Tragédie familiale en réalité presque augmentée:
Mon père était un ancien matelot au teint buriné par les éléments. Un solide gaillard qui avait subi nombre d'avanies, de tempêtes et d'échouages au cours d’une vie s'apparentant à un chavirage permanent. Lassé des intempéries ravageuses de son destin et des ouragans matrimoniaux, il décida un matin où ma mère était particulièrement déchainée de mettre fin au naufrage en larguant définitivement les amarres pour hisser la grand-voile et tenter d’accoster sur des rivages célestes plus cléments sans trop faire de vagues.

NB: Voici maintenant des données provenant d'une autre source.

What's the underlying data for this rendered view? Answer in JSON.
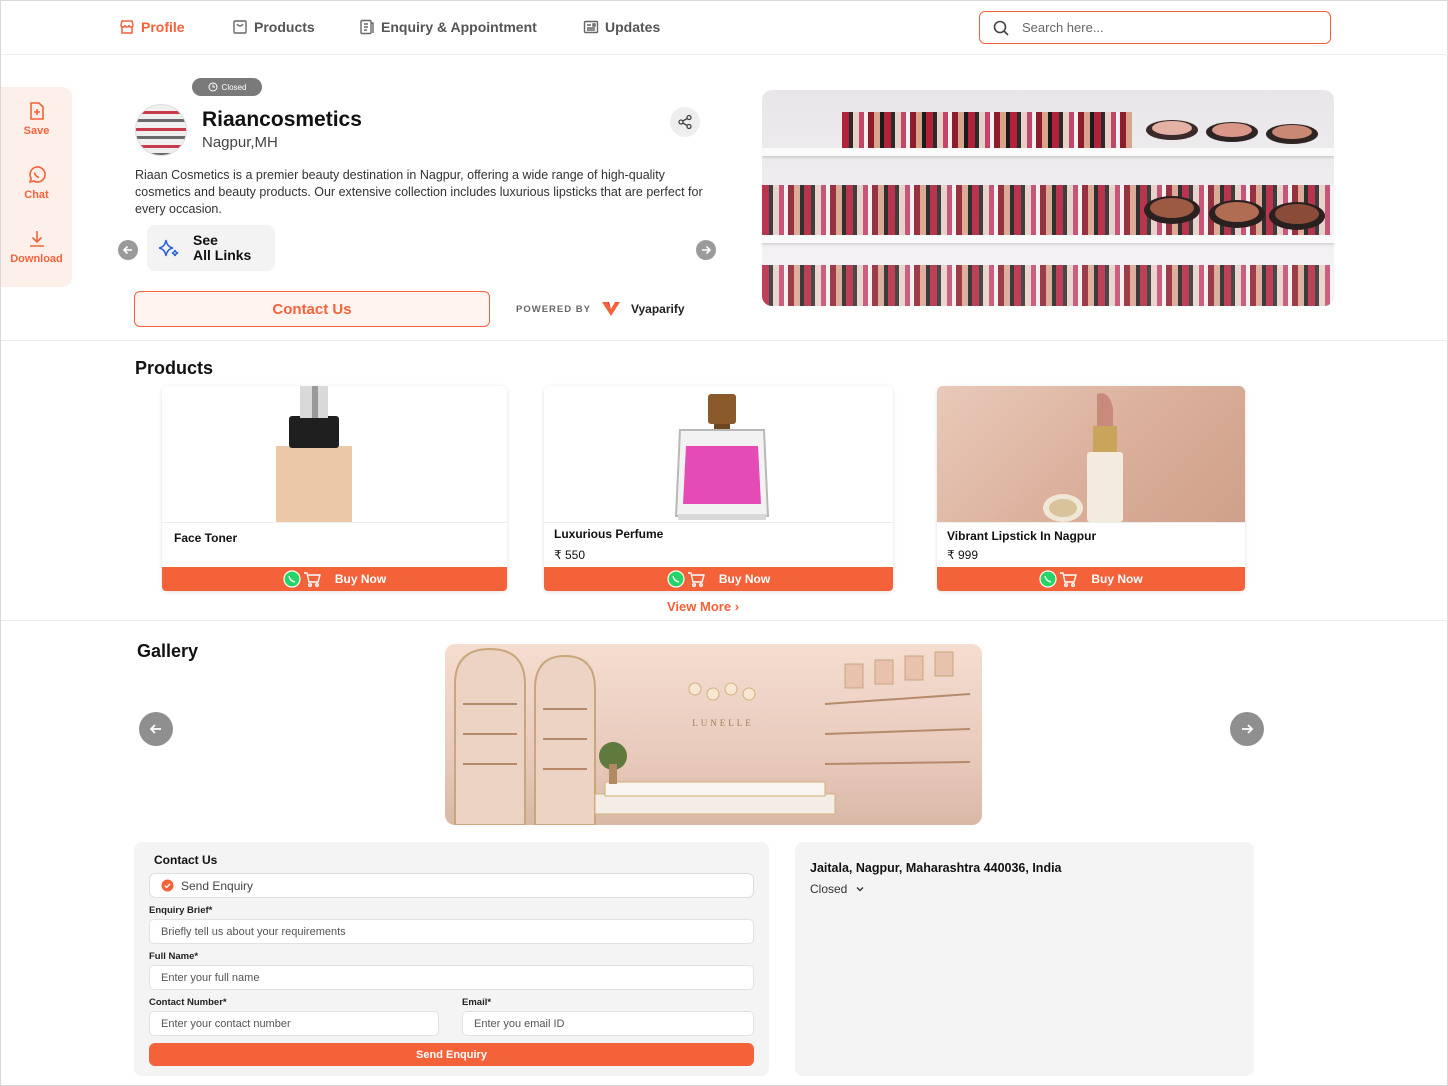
{
  "nav": {
    "profile": "Profile",
    "products": "Products",
    "enquiry": "Enquiry & Appointment",
    "updates": "Updates",
    "search_placeholder": "Search here..."
  },
  "sidebar": {
    "save": "Save",
    "chat": "Chat",
    "download": "Download"
  },
  "business": {
    "status": "Closed",
    "name": "Riaancosmetics",
    "location": "Nagpur,MH",
    "description": "Riaan Cosmetics is a premier beauty destination in Nagpur, offering a wide range of high-quality cosmetics and beauty products. Our extensive collection includes luxurious lipsticks that are perfect for every occasion.",
    "see_links_line1": "See",
    "see_links_line2": "All Links",
    "contact_label": "Contact Us",
    "powered_by": "POWERED BY",
    "powered_brand": "Vyaparify"
  },
  "products": {
    "title": "Products",
    "items": [
      {
        "name": "Face Toner",
        "price": "",
        "buy": "Buy Now"
      },
      {
        "name": "Luxurious Perfume",
        "price": "₹ 550",
        "buy": "Buy Now"
      },
      {
        "name": "Vibrant Lipstick In Nagpur",
        "price": "₹ 999",
        "buy": "Buy Now"
      }
    ],
    "view_more": "View More"
  },
  "gallery": {
    "title": "Gallery",
    "store_sign": "LUNELLE"
  },
  "contact_form": {
    "title": "Contact Us",
    "tab": "Send Enquiry",
    "brief_label": "Enquiry Brief*",
    "brief_placeholder": "Briefly tell us about your requirements",
    "name_label": "Full Name*",
    "name_placeholder": "Enter your full name",
    "phone_label": "Contact Number*",
    "phone_placeholder": "Enter your contact number",
    "email_label": "Email*",
    "email_placeholder": "Enter you email ID",
    "submit": "Send Enquiry"
  },
  "location": {
    "address": "Jaitala, Nagpur, Maharashtra 440036, India",
    "hours_status": "Closed"
  },
  "colors": {
    "accent": "#f4623a",
    "accent_light": "#fdf0ea",
    "panel": "#f4f4f4"
  }
}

Il voulut tout de même déserter le plancher des vaches en beauté sur quelques derniers traits de cet humour noir qu’il affectionnait par-dessus tout. Il mit en scène sa dernière dérive.
On le retrouva pendu à un noyer au bout d’un raban solidement ancré autour de son cou, une bouée en mousse négligemment jetée autour des hanches sur laquelle il avait inscrit à l’intention de son encore jeune mais déjà singulier fiston une sorte d'épitaphe en forme de clin d'oeil :
‘ Holà, Moussaillon: trop de roulis pour moi sur cette foutue terre ferme, je baisse pavillon.
signé :‘le mâle de mère’
Sur le sol, crépitait dans le radio-cassette sciemment déposé sur des coques de noix, la voix d’Hugues Auffray qui continuait de s’époumoner sans fin sur son titre phare: hissez haut, Santiano.

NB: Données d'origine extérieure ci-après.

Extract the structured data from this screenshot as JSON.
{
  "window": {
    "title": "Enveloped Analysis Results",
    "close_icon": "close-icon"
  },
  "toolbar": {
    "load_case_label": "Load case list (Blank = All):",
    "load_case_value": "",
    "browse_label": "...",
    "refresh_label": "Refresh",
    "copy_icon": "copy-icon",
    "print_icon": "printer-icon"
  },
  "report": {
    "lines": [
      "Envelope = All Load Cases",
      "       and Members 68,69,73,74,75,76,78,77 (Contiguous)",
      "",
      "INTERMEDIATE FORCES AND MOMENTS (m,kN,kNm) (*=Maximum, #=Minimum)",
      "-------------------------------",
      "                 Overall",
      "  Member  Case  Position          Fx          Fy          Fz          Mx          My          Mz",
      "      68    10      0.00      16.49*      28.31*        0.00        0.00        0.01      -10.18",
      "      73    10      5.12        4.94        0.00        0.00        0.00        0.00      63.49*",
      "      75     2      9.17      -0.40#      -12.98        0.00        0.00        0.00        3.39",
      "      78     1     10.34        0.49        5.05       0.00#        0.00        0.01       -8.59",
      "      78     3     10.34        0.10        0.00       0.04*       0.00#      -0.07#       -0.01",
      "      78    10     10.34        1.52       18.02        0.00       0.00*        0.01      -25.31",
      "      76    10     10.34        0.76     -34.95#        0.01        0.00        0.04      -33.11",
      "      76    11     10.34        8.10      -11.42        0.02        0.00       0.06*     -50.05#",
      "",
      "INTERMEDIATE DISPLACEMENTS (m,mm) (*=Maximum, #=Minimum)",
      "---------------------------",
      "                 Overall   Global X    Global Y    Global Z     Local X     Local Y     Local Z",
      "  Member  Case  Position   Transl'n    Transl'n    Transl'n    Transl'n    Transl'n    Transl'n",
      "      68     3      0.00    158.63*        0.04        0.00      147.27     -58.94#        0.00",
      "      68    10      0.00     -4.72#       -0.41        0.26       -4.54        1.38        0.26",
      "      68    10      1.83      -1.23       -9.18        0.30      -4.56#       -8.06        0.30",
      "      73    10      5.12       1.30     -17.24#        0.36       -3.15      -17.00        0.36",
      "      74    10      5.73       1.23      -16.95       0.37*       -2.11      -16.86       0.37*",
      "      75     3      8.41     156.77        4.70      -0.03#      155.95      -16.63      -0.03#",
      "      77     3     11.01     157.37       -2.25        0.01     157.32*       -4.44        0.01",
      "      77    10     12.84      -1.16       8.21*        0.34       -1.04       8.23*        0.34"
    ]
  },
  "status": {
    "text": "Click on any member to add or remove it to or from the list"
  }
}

La note me paraissait particulièrement salée tout de même. Les derniers espoirs d'une famille unie heureuse et unie partaient à vau l'eau.
Même si mon meilleur ami, submergé dans un océan de détresse, pestait de me voir appareiller vers de nouveaux horizons sans lui, je répondis à l'appel d'une siréne puis je quittai peu de temps après le navire familial et ses eaux troubles.
A peine déboussolée par ces diverses mutineries, incidents qualifiés de mineurs, notre mère garda son cap, maintenant son allure et épousa en seconde noce, un dénommé Horn, agriculteur éleveur de porcs près du village de Poisson, petite commune de Saône et Loire. Lui au moins saurait garder les pieds sur terre.